Cette modification est sans incidence sur l'examen de la présente question préjudicielle.
B.4. Le droit de succession est un impôt qui naît au décès d'un habitant du Royaume et qui est établi sur la valeur, déduction faite des dettes, de tout ce qui est recueilli dans la succession de cet habitant du Royaume (articles 1er et 15 du Code des droits de succession).
Les droits de succession sont levés sur l'universalité des biens transmis par héritage, sans distinguer si ceux-ci sont transmis ensuite de dévolution légale, de disposition testamentaire ou d'institution contractuelle (article 2 du Code des droits de succession).
B.5. L'article 7 du Code des droits de succession établit une fiction selon laquelle les biens dont l'administration établit que le défunt a disposé à titre gratuit dans les trois années précédant son décès, et qui n'ont pas été assujettis au droit d'enregistrement établi pour les donations, sont considérés comme faisant partie de l'actif de la succession. Le bénéficiaire d'une telle libéralité est réputé légataire de la chose donnée. En conséquence, des droits de succession sont dus sur ces biens.

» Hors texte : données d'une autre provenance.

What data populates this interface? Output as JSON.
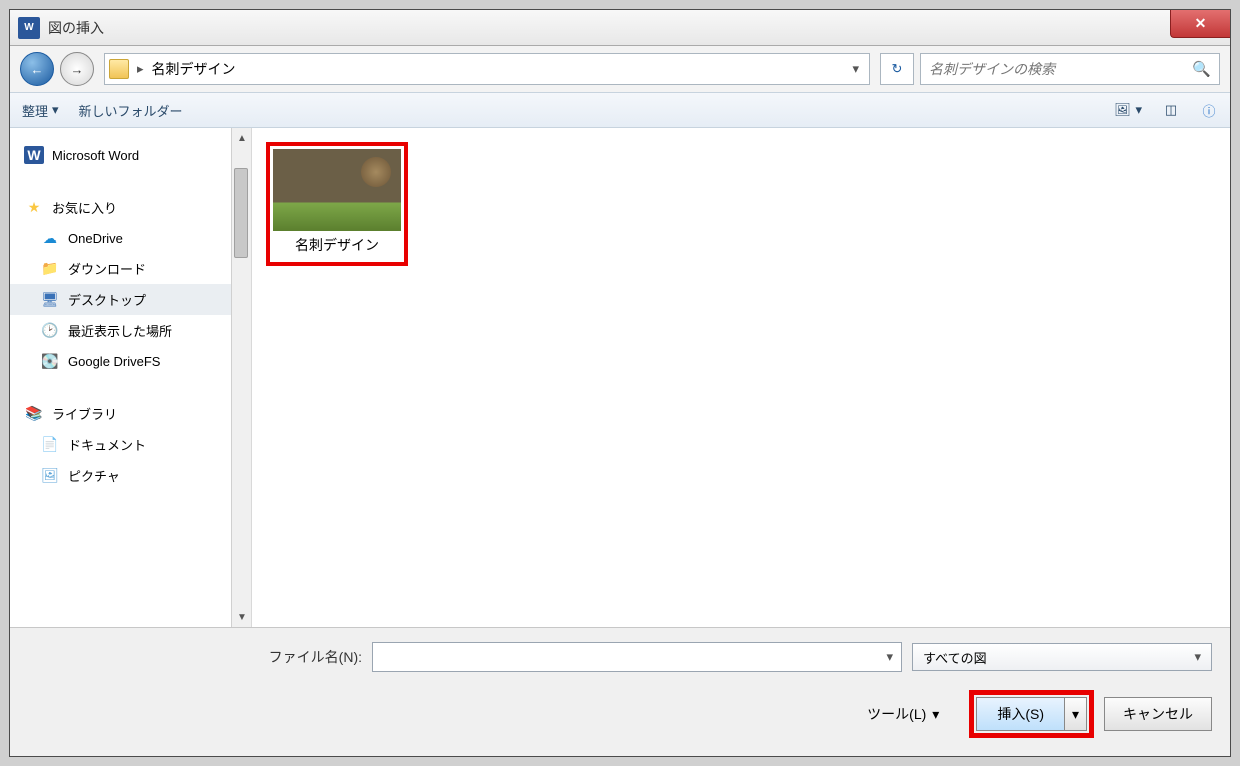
{
  "title": "図の挿入",
  "breadcrumb": {
    "folder": "名刺デザイン"
  },
  "search": {
    "placeholder": "名刺デザインの検索"
  },
  "toolbar": {
    "organize": "整理",
    "new_folder": "新しいフォルダー"
  },
  "sidebar": {
    "word": "Microsoft Word",
    "favorites": "お気に入り",
    "items": [
      {
        "icon": "onedrive",
        "label": "OneDrive"
      },
      {
        "icon": "download",
        "label": "ダウンロード"
      },
      {
        "icon": "desktop",
        "label": "デスクトップ"
      },
      {
        "icon": "recent",
        "label": "最近表示した場所"
      },
      {
        "icon": "gdrive",
        "label": "Google DriveFS"
      }
    ],
    "library": "ライブラリ",
    "lib_items": [
      {
        "icon": "doc",
        "label": "ドキュメント"
      },
      {
        "icon": "pic",
        "label": "ピクチャ"
      }
    ]
  },
  "files": [
    {
      "name": "名刺デザイン"
    }
  ],
  "footer": {
    "filename_label": "ファイル名(N):",
    "filetype": "すべての図",
    "tools": "ツール(L)",
    "insert": "挿入(S)",
    "cancel": "キャンセル"
  }
}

B.6.1. L'article 70, alinéa 1er, du Code des droits de succession détermine la mesure de l'obligation à la dette de droits de succession des héritiers, légataires et donataires. En vertu de cette disposition, les héritiers, légataires et donataires s'acquittent des droits de succession, chacun pour ce qu'il recueille. La mesure de leur contribution à la dette est déterminée par l'article 75 du même Code, qui dispose : « Les droits de succession et de mutation par décès, s'il n'y a des dispositions à ce contraires, sont supportés par les héritiers, légataires et donataires, chacun pour ce qu'il recueille ».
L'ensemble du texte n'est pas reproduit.